Il leader degli Hezbollah Nasrallah invita alla calma: ‘‘Nella situazione attuale, la responsibilità è dello Stato e tutti devono moderarsi. Possiamo esprimere la nostra posizione in modi civili e pacifici. Lavoreremo giorno e notte per poter riavere i nostri cari fra noi.’‘

L’episodio avviene dopo i recenti scontri tra fazioni pro e anti-siriane e dopo l’uccisione di un religioso sunnita a un posto di blocco dell’esercito.
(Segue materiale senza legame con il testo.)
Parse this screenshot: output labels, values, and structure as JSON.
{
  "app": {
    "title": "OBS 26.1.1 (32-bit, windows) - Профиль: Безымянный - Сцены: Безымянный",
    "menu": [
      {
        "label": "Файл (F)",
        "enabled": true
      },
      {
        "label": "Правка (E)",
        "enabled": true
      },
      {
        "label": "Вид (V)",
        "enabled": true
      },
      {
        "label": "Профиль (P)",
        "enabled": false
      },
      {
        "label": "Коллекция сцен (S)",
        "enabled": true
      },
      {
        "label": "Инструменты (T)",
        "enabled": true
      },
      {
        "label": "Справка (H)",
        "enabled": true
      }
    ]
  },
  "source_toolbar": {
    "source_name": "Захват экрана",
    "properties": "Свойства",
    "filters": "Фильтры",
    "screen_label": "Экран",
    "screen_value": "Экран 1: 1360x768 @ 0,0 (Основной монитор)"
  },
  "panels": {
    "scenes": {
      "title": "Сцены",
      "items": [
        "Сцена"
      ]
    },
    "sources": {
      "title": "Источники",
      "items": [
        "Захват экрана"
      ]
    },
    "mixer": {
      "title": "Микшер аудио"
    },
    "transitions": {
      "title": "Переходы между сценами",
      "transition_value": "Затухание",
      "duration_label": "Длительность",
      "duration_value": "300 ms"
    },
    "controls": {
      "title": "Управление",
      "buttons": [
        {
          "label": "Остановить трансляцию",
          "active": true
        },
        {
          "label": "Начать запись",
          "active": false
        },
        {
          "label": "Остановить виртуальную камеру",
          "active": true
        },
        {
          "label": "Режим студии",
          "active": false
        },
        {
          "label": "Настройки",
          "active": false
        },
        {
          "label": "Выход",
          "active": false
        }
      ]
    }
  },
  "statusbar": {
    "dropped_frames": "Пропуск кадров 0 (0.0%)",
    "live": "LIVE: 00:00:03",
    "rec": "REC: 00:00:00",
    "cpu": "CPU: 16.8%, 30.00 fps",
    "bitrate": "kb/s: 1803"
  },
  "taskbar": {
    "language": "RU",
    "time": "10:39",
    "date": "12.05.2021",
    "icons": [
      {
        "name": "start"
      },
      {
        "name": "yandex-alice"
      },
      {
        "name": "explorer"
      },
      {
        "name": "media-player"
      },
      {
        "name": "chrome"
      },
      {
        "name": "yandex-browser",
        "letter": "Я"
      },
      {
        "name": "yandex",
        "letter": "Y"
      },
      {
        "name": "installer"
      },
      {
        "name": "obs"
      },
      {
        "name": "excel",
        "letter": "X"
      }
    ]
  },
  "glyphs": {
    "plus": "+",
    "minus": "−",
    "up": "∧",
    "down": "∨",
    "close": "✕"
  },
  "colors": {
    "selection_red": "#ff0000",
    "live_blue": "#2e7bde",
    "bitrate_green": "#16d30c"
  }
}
“Nessuno – continua Nasrallah – dovrebbe arrivare a bloccare le strade, come è accaduto. Noi diciamo chiaramente che non vogliamo che qualcuno strumentalizzi la questione per creare scontri con l’esercito libanese o con le forze di sicurezza e per trascinare il Paese su una strada diversa rispetto alla causa umanitaria del rilascio dei rapiti.’‘

Oltre allo sciita Nasrallah, alleato di Damasco, anche il sunnita anti-siriano Saad Hariri ha rivolto un appello per la liberazione degli ostaggi. Nel frattempo, in Siria l’esercito regolare ha bombardato in serata la regione in cui è avvenuto il rapimento.